Walking up the valley along the river we soon came across our first waterfall on the trail and yes it was pretty. However the path wasn't. It was strewn with stones and slate and quite uneven, so we weren't just traversing the steps but the uneven paths as well.
Much of the walk had wooden hand rails and a lot of the beautiful countryside had been covered with concrete to form a 'safe' path. This made it accessible to many different kinds of tourist.
They were all there in there thousands, sitting in the pools created by the waterfalls. There were many dogs wading around playing in the freezing cold water.
We walked to the top of one river to find a shed selling hot dogs and ice cream! We walked on resting regularly.
As we peaked at the very top I looked down the valley and there was a village in the distance. I said "Where's that then?" and Mutley said "Oh that's where we have come from!"
I looked at him in horror, it was then that he showed me the map and the distance of the trail was printed on the bottom. I read a loud "Four and a half miles" and "takes between two and a half and four hours to complete".
I felt scared. We were high up in the mountains by this time, they were towering around us. Mutley kept getting attacked by flying ants and huge flies, they kept landing all over his shirt.
He was getting mightily shirty at this!We bought an ice cream.
Then we started the long journey down the other river valley, which was even more dramatic than the first. It was a long tiring walk.
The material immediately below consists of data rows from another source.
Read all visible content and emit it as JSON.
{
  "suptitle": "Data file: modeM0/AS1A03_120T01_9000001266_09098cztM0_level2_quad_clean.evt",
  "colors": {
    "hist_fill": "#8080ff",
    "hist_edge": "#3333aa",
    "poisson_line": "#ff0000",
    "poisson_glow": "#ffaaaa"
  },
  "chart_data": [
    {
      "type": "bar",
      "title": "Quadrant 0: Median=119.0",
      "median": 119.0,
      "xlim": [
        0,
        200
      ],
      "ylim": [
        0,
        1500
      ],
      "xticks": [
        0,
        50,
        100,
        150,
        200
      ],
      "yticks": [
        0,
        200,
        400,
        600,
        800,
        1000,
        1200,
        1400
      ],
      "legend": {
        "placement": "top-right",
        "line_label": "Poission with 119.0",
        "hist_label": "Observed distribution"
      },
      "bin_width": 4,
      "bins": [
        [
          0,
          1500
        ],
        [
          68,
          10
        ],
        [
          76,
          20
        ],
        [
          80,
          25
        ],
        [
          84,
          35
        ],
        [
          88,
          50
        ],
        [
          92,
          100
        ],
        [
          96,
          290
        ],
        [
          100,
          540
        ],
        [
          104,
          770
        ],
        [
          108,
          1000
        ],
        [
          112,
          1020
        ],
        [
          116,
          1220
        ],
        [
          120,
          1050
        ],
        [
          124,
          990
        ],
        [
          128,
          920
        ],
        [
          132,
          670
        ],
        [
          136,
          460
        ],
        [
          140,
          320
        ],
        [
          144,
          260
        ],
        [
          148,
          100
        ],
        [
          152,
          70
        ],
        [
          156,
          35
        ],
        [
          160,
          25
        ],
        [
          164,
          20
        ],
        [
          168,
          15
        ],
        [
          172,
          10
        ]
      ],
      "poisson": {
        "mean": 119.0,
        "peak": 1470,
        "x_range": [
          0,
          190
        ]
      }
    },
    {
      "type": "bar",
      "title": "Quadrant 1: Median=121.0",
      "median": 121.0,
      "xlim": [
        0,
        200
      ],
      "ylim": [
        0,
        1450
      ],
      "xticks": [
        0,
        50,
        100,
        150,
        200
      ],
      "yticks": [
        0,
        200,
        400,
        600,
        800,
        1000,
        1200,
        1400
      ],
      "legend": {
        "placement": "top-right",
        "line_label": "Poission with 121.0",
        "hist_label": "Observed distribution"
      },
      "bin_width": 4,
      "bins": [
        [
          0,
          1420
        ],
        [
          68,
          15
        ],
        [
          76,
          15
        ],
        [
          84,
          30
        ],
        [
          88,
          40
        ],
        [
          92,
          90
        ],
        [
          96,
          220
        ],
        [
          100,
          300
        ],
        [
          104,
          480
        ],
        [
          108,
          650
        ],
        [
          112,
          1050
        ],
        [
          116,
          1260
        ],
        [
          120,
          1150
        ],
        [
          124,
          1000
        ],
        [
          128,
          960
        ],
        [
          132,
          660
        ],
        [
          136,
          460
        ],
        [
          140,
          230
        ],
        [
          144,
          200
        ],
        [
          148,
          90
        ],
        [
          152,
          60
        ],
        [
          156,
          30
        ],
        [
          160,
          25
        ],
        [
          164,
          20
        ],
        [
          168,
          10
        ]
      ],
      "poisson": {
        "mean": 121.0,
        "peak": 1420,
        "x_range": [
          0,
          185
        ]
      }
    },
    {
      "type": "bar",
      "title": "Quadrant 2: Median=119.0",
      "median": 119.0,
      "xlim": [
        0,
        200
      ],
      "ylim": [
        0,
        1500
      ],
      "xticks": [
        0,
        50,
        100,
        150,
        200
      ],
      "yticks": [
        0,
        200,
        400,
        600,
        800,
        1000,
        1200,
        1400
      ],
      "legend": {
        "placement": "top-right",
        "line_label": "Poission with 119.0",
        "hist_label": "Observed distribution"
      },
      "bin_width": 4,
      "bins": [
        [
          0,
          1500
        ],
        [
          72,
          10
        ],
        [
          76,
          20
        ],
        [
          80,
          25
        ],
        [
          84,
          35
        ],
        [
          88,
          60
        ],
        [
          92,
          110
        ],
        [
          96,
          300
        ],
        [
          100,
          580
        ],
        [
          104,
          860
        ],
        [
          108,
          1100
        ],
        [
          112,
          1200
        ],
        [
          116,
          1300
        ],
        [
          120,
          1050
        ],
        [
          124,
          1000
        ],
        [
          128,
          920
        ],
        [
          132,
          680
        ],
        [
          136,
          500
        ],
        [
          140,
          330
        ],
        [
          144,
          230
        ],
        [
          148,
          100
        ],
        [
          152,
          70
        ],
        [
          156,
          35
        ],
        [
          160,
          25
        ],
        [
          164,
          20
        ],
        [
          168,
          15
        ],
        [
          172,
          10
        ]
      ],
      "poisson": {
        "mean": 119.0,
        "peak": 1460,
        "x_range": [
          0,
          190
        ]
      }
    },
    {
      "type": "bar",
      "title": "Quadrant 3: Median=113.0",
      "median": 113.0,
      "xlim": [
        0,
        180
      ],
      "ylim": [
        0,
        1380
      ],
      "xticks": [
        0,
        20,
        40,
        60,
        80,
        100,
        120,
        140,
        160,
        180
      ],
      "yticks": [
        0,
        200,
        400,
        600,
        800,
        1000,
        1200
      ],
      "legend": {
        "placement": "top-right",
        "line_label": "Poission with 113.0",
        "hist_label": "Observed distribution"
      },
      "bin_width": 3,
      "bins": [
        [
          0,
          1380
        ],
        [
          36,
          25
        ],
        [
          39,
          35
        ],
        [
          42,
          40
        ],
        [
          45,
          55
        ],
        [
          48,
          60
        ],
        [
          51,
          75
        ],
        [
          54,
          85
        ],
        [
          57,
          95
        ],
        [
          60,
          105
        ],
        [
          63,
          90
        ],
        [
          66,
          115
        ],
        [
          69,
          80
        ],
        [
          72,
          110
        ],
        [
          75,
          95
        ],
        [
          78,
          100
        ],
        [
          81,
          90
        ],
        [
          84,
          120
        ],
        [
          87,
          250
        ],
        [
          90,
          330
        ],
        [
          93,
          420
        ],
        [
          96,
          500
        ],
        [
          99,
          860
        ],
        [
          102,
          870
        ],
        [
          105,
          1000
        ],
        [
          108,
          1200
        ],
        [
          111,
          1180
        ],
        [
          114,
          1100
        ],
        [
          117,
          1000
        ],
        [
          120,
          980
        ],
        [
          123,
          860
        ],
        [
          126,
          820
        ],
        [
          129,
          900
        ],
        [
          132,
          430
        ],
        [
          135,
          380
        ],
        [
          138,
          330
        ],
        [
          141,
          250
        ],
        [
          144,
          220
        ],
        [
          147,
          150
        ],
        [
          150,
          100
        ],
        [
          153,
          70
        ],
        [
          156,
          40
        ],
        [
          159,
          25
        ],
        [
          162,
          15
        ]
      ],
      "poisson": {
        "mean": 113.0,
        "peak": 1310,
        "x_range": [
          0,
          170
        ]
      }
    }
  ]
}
At the bottom of the valley nearing the end we came across a field and I just lay down flat for half an hour to recover.
There were a lot of disgruntled people walking by complaining at spending money on such a grueling experience.
The National Trust 'own' this land and have created the trail and are raking in lots of money. What was distressing was that I saw no wildlife (except for the pesky flies and ants) which I put down to the dogs and the amount of people that have been attracted to the trail because of the concrete and wooden railings.
I was left wondering what it like before the National Trust turned it into a jurassic park.